The actual character recognition is superb, probably comparable to the big cloud offerings. On a sample of pages of moderately challenging typed text it was literally flawless aside from non-ascii characters.
It can do _neat_ handwriting with reasonable accuracy. This surprised me since there doesn't seem to be any handwriting in the training data (for Pix2Struct either). However, it will sometimes just skip handwriting.
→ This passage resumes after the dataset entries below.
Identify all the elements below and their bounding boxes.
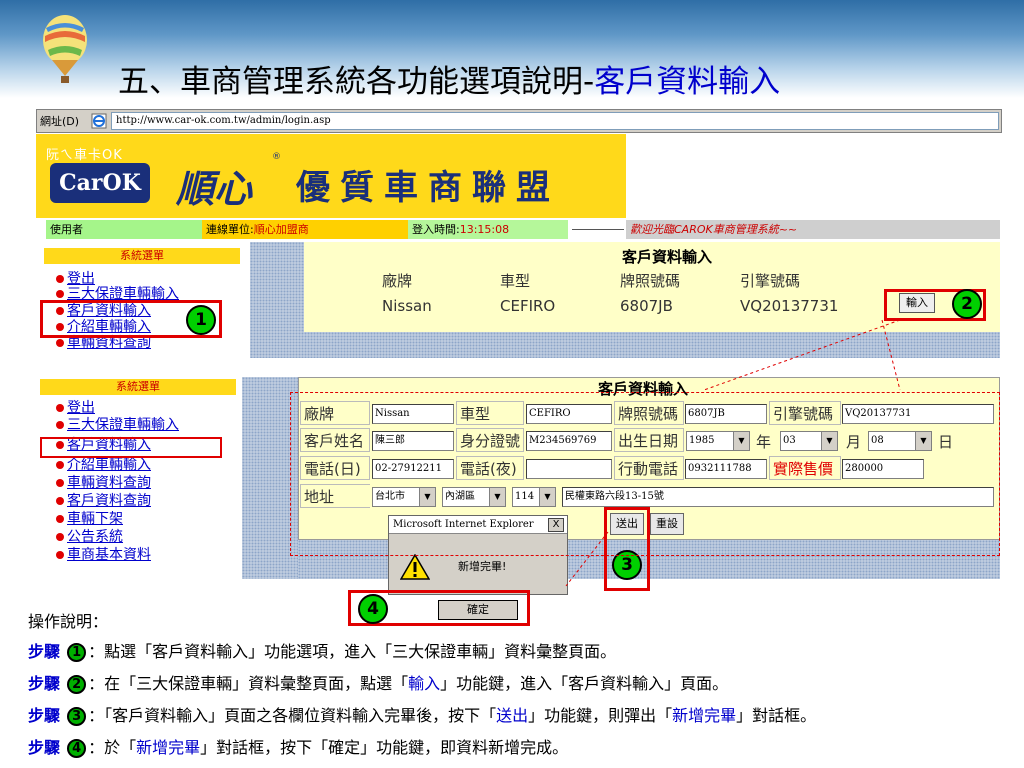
welcome-message: 歡迎光臨CAROK車商管理系統~~ [626,220,1000,239]
cell-engine: VQ20137731 [740,297,839,315]
alliance-title: 優質車商聯盟 [296,168,560,208]
step-badge-1: 1 [186,305,216,335]
registered-mark: ® [272,152,281,162]
panel-title: 客戶資料輸入 [622,248,713,266]
url-input[interactable]: http://www.car-ok.com.tw/admin/login.asp [111,112,999,130]
brand-name: 順心 [176,166,253,211]
instruction-step-3: 步驟 3 ：「客戶資料輸入」頁面之各欄位資料輸入完畢後，按下「送出」功能鍵，則彈出… [28,706,817,726]
system-menu-bottom: 系統選單 登出 三大保證車輛輸入 客戶資料輸入 介紹車輛輸入 車輛資料查詢 客戶… [36,377,242,579]
menu-item-vehicle-delist[interactable]: 車輛下架 [56,512,123,527]
menu-item-intro-input[interactable]: 介紹車輛輸入 [56,458,151,473]
cell-plate: 6807JB [620,297,673,315]
connector-line-dialog [565,531,609,587]
status-divider [572,229,624,230]
menu-item-logout[interactable]: 登出 [56,401,95,416]
instruction-step-4: 步驟 4 ：於「新增完畢」對話框，按下「確定」功能鍵，即資料新增完成。 [28,738,569,758]
step-badge-4: 4 [358,594,388,624]
menu-header: 系統選單 [40,379,236,395]
menu-header: 系統選單 [44,248,240,264]
menu-item-vehicle-query[interactable]: 車輛資料查詢 [56,336,151,351]
ie-page-icon [91,113,107,129]
form-dashed-outline [290,392,1000,556]
connector-lines [703,319,901,391]
menu-item-vehicle-query[interactable]: 車輛資料查詢 [56,476,151,491]
carok-logo: CarOK [50,163,150,203]
col-header-plate: 牌照號碼 [620,272,681,290]
menu-item-logout[interactable]: 登出 [56,272,95,287]
cell-brand: Nissan [382,297,432,315]
warning-icon [400,554,430,580]
menu-item-announcement[interactable]: 公告系統 [56,530,123,545]
menu-item-customer-query[interactable]: 客戶資料查詢 [56,494,151,509]
logo-tagline: 阮ㄟ車卡OK [46,148,123,163]
menu-item-dealer-info[interactable]: 車商基本資料 [56,548,151,563]
menu-item-guarantee-input[interactable]: 三大保證車輛輸入 [56,418,179,433]
step-badge-2: 2 [952,289,982,319]
cell-model: CEFIRO [500,297,556,315]
dotted-spacer [250,242,304,358]
instruction-step-2: 步驟 2 ：在「三大保證車輛」資料彙整頁面，點選「輸入」功能鍵，進入「客戶資料輸入… [28,674,729,694]
col-header-model: 車型 [500,272,531,290]
user-label: 使用者 [46,220,202,239]
browser-address-bar: 網址(D) http://www.car-ok.com.tw/admin/log… [36,109,1002,133]
instruction-step-1: 步驟 1 ：點選「客戶資料輸入」功能選項，進入「三大保證車輛」資料彙整頁面。 [28,642,617,662]
col-header-engine: 引擎號碼 [740,272,801,290]
slide-title: 五、車商管理系統各功能選項說明-客戶資料輸入 [118,64,781,100]
col-header-brand: 廠牌 [382,272,413,290]
dialog-message: 新增完畢! [458,560,507,573]
address-label: 網址(D) [40,115,80,128]
hot-air-balloon-icon [43,15,87,83]
highlight-box-menu [40,437,222,458]
connection-unit: 連線單位:順心加盟商 [202,220,408,239]
login-time: 登入時間:13:15:08 [408,220,568,239]
instructions-title: 操作說明： [28,612,109,631]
The structured (markdown) output is sometimes impressive, occasionally a mess. I noticed two weaknesses in particular: it often starts a table as an HTML table and then switches to markdown, and it struggles to distinguish multi-column layouts unless they're pure book-like paragraphs or a table with clear gridlines. This is probably a result of sane/straightforward layouts from READMEs and scientific papers being most represented in the training data (the industry I'm in produces lots of documents with layouts that are wild even to a human).
One other thing: as a generative model it can and will go off the rails. One document I gave it with a lot of messy handwriting produced the typed header and then just 1500 lines of greater-than symbols. To be fair I couldn't read it either. While I didn't see it produce any valid-looking but "hallucinated" output, that's a possibility too.
It works really well for captioning. The few attempts I made at OCR failed miserably on CCTV images (camera label at top and datetime stamp on bottom).